在运行 install.package ()之前检查已安装的包

我有一个 R 脚本,它与不同计算机上的几个用户共享。其中一行包含 install.packages("xtable")命令。

问题是,每次有人运行脚本时,R 显然要花费大量时间重新安装软件包(实际上确实需要一些时间,因为实际情况有多个软件包的矢量)。

我怎样才能首先检查软件包是否已经安装,然后只对那些没有安装的软件包运行 install.packages()

213847 次浏览

为什么不直接从脚本中删除这一行呢?如果最终用户不具备根据需要安装 xtable的智能,那么就会遇到更大的问题:。 也就是说,看看 installed.packages()

编辑: 该死,忍者被抢先了一分钟!

编辑: 一个一般性的建议: 加载软件包 sos,你会发现很容易得到很多“是否有一个函数可以做 XXXXX”的问题的答案。

尝试: require("xtable")"xtable" %in% rownames(installed.packages())

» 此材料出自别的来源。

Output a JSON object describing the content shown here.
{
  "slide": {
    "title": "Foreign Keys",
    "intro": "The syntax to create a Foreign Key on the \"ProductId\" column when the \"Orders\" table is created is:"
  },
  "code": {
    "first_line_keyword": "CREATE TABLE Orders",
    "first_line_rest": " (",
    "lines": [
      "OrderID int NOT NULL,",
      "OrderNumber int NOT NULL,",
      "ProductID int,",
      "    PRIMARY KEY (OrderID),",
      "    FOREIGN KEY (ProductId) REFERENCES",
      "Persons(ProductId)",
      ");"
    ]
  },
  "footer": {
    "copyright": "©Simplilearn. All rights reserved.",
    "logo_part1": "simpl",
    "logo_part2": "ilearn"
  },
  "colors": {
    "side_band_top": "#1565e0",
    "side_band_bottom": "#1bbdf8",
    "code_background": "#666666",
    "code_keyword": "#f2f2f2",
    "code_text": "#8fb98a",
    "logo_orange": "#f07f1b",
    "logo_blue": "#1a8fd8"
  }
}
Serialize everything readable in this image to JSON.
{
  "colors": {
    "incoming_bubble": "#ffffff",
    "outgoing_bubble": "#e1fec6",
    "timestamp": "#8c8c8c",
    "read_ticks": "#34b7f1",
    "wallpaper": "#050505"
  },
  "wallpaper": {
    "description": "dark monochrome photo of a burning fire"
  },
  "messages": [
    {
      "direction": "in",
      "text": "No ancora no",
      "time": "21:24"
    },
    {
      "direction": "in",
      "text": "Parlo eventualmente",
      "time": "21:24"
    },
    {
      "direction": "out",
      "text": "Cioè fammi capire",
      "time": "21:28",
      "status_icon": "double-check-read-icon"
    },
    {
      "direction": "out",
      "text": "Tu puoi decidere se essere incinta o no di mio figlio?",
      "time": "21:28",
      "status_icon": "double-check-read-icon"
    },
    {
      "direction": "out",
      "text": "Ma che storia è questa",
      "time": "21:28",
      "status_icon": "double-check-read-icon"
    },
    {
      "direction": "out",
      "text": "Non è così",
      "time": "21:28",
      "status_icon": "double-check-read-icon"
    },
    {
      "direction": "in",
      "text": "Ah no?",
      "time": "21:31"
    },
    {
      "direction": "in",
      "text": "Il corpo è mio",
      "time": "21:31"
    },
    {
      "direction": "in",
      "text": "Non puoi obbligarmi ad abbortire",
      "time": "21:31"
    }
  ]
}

这是一个我经常用来检查软件包的函数,否则安装它,然后重新加载:

pkgTest <- function(x)
{
if (!require(x,character.only = TRUE))
{
install.packages(x,dep=TRUE)
if(!require(x,character.only = TRUE)) stop("Package not found")
}
}

就像 pkgTest("xtable")。它只在镜像被设置的情况下工作,但是您可以在 require调用中输入它。

这样就可以了。如果你需要检查不止一个的话,你可以把 required.packages变成一个矢量。

required.packages <- "data.table"
new.packages <- required.packages[!(required.packages %in% installed.packages()[,"Package"])]
if(length(new.packages)) install.packages(new.packages)

我使用的解决方案来自 Sacha Epskamp 和曙光的输入,函数如下:

instalaPacotes <- function(pacote) {
if (!pacote %in% installed.packages()) install.packages(pacote)
}

它静默地工作,如果包“ pacote”已经安装并以其他方式安装,则不回显任何内容。不要忘记在引号之间写包的名称!

# Function to check whether package is installed
is.installed <- function(mypkg){
is.element(mypkg, installed.packages()[,1])
}


# check if package "hydroGOF" is installed
if (!is.installed("hydroGOF")){
install.packages("hydroGOF")
}

试试这个怎么样?

#will install the pROC library if you don't have it
if(!is.element('pROC', installed.packages()[,1]))
{install.packages('pROC')
}else {print("pROC library already installed")}

或者来自 github,glibrary 上的 drknexus/repsych的一个极其夸张的例子。几乎可以肯定,有更有效和更好的方法来做到这一点,但我编程了很长一段时间回来,它基本上工作。

  • 即使没有选择回购,也可以通过默认的云选项(如果有的话)来实现。如果您使用的是较老版本的 R,它将回滚并根据国家代码选择一个镜像。
  • 它尝试加载库(使用上面的一些方法可以使这个步骤更有效率)
    • 如果失败,它将尝试安装它
    • 如果安装失败,它会通知您哪些软件包安装失败
  • 这是正确的,包,多个包可以装载/安装在一个单一的传递连同它们的依赖关系(至少通常,这里可能有一个错误)。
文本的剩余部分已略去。